Aku ingin tersenyum namun malu, karena terlihat sekali jika aku senang mendengarnya. Akhirnya aku menggigit bibir dalamku dan membiarkan pipi merahku saja yang menyatakan rasa senangku.
"Tapi mengapa kau tidak pernah tertawa selama 2 tahun ini?" tanyaku. Lalu aku baru menyadari jika aku telah lancang karena menanyakan privasinya.
Sean mengedikkan bahunya "Menurutmu kenapa?" tanyanya balik.
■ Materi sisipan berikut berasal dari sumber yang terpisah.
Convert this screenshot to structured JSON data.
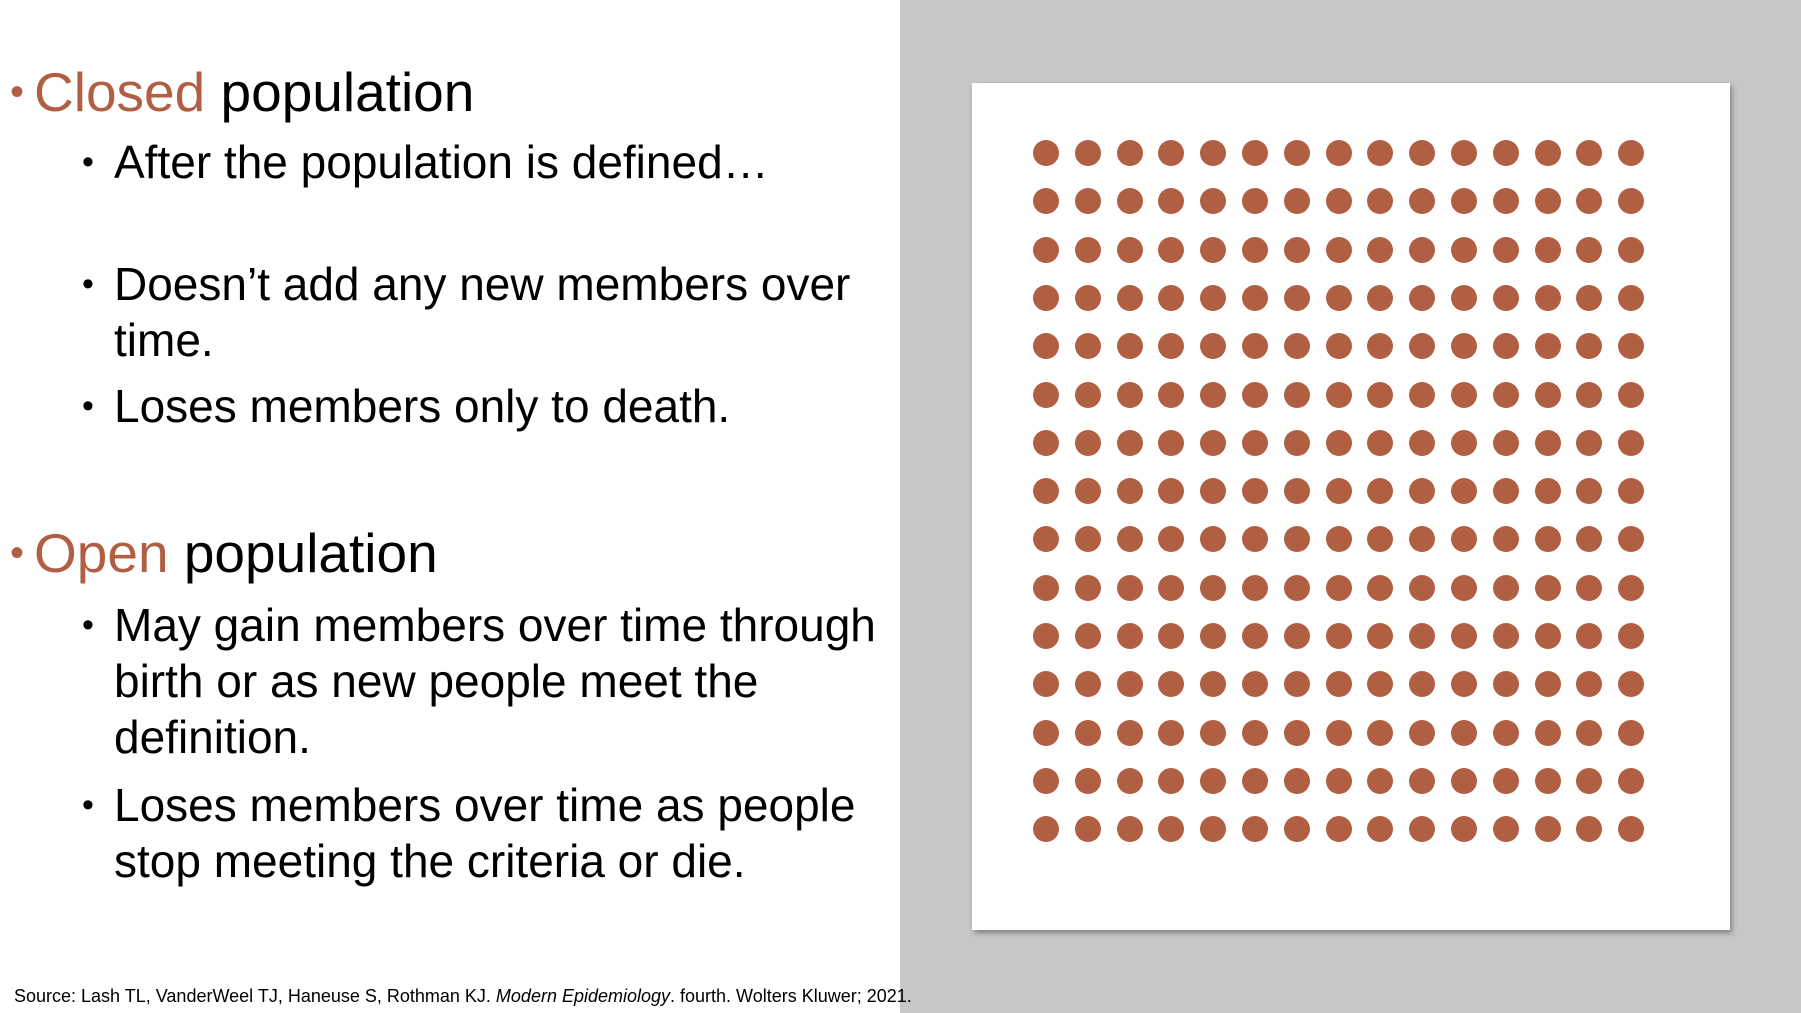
{
  "closed": {
    "label": "Closed",
    "suffix": " population",
    "bullets": [
      "After the population is defined…",
      "Doesn’t add any new members over time.",
      "Loses members only to death."
    ]
  },
  "open": {
    "label": "Open",
    "suffix": " population",
    "bullets": [
      "May gain members over time through birth or as new people meet the definition.",
      "Loses members over time as people stop meeting the criteria or die."
    ]
  },
  "source": {
    "prefix": "Source: Lash TL, VanderWeel TJ, Haneuse S, Rothman KJ. ",
    "title": "Modern Epidemiology",
    "suffix": ". fourth. Wolters Kluwer; 2021."
  },
  "colors": {
    "accent": "#b15f42",
    "panel": "#c6c8c7"
  },
  "dot_grid": {
    "rows": 15,
    "cols": 15
  }
}
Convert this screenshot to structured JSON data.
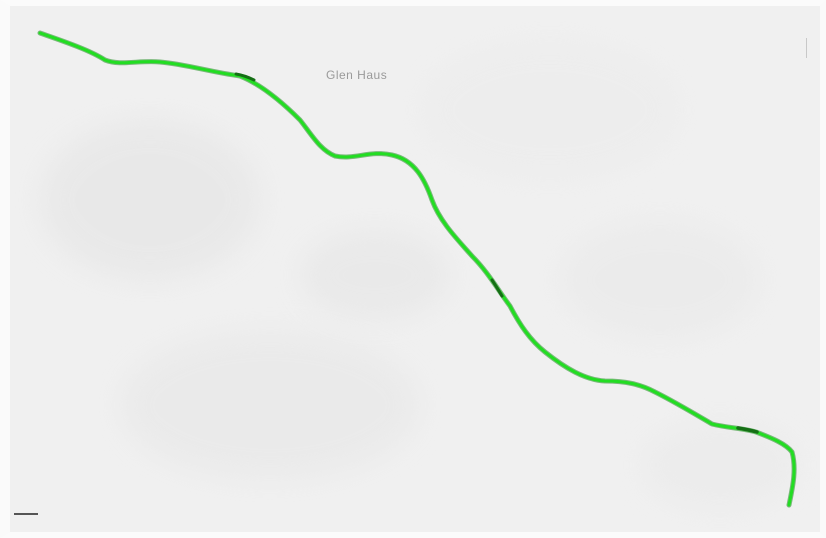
{
  "map": {
    "place_label": "Glen Haus",
    "place_label_small": "",
    "corner_label": "",
    "scale_label": "",
    "route_color": "#22dd22",
    "route_outline_color": "#1a8a1a",
    "background_color": "#f0f0f0"
  }
}
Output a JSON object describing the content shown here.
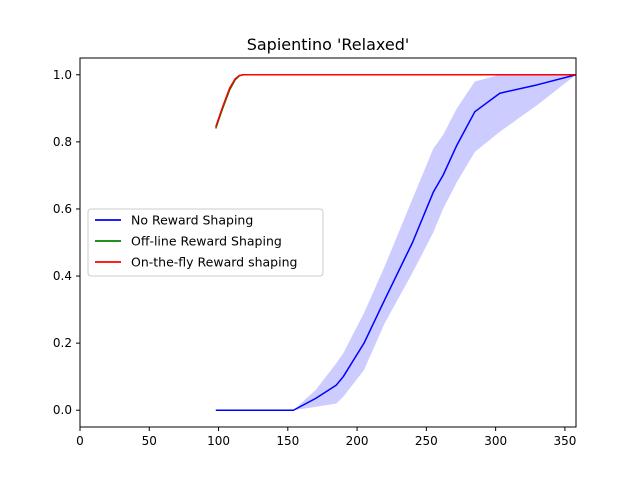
{
  "chart_data": {
    "type": "line",
    "title": "Sapientino 'Relaxed'",
    "xlabel": "",
    "ylabel": "",
    "xlim": [
      0,
      358
    ],
    "ylim": [
      -0.05,
      1.05
    ],
    "x_ticks": [
      0,
      50,
      100,
      150,
      200,
      250,
      300,
      350
    ],
    "y_ticks": [
      0.0,
      0.2,
      0.4,
      0.6,
      0.8,
      1.0
    ],
    "x_tick_labels": [
      "0",
      "50",
      "100",
      "150",
      "200",
      "250",
      "300",
      "350"
    ],
    "y_tick_labels": [
      "0.0",
      "0.2",
      "0.4",
      "0.6",
      "0.8",
      "1.0"
    ],
    "grid": false,
    "legend_position": "center-left",
    "series": [
      {
        "name": "No Reward Shaping",
        "color": "#0000ff",
        "x": [
          98,
          110,
          130,
          154,
          170,
          185,
          190,
          205,
          220,
          240,
          255,
          262,
          272,
          285,
          303,
          330,
          358
        ],
        "y": [
          0.0,
          0.0,
          0.0,
          0.0,
          0.035,
          0.075,
          0.1,
          0.2,
          0.33,
          0.5,
          0.65,
          0.7,
          0.79,
          0.89,
          0.945,
          0.97,
          1.0
        ],
        "band_upper": [
          0.0,
          0.0,
          0.0,
          0.0,
          0.06,
          0.14,
          0.17,
          0.29,
          0.43,
          0.63,
          0.78,
          0.82,
          0.9,
          0.98,
          1.0,
          1.0,
          1.0
        ],
        "band_lower": [
          0.0,
          0.0,
          0.0,
          0.0,
          0.01,
          0.02,
          0.04,
          0.12,
          0.26,
          0.41,
          0.53,
          0.6,
          0.68,
          0.77,
          0.83,
          0.91,
          1.0
        ]
      },
      {
        "name": "Off-line Reward Shaping",
        "color": "#008000",
        "x": [
          98,
          103,
          108,
          112,
          115,
          118,
          125,
          150,
          200,
          250,
          300,
          358
        ],
        "y": [
          0.84,
          0.9,
          0.955,
          0.985,
          0.997,
          1.0,
          1.0,
          1.0,
          1.0,
          1.0,
          1.0,
          1.0
        ]
      },
      {
        "name": "On-the-fly Reward shaping",
        "color": "#ff0000",
        "x": [
          98,
          103,
          108,
          112,
          115,
          118,
          125,
          150,
          200,
          250,
          300,
          358
        ],
        "y": [
          0.845,
          0.905,
          0.96,
          0.988,
          0.998,
          1.0,
          1.0,
          1.0,
          1.0,
          1.0,
          1.0,
          1.0
        ]
      }
    ],
    "band_color": "#ccccff"
  }
}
"Tidak tahu. Aku tidak suka menebak."
"Kau ingin tahu?"
Aku mengangguk yakin. "Ya."
Sean menatapku sebentar lalu terlihat berpikir. Mulutnya hendak teramgkat untuk berbicara, namun sebuah ingatan muncul di kepalaku.
Aku langsung bangkit dari berbaringku. Sean menatapku terkejut. "Ada apa, Kayla?" tanyanya.
Aku menatap jam yang tergantung di dinding. Sudah menunjukkan pukul 12.00 siang. Aku lupa jika tadi pagi aku menjemur jas Sean, bagaimana jika maid lain menemukannya dan bingung jas milik siapa itu, karena aku menjemurnya di tempat khusus maid. Bisa-bisa akan ada rumor baru lagi!
"Kurasa aku harus pergi, Sean," kataku sembari menatapnya.
"Kenapa terburu-buru?"
Aku langsung turun dari kasur dan memakai sepatuku. "Aku akan menjelaskannya nanti," balasku setelah memakai sepatu.
Setelah itu aku berlari keluar dari kamar Sean dan turun kelantai bawah, dalam hati aku berharap agar tidak ada siapapun yang mencuci pakaian hari ini.
Namun, harapan itu hilang begitu saja saat seseorang memegang jas Sean lalu menoleh ke sekeliling dan mendapatkanku.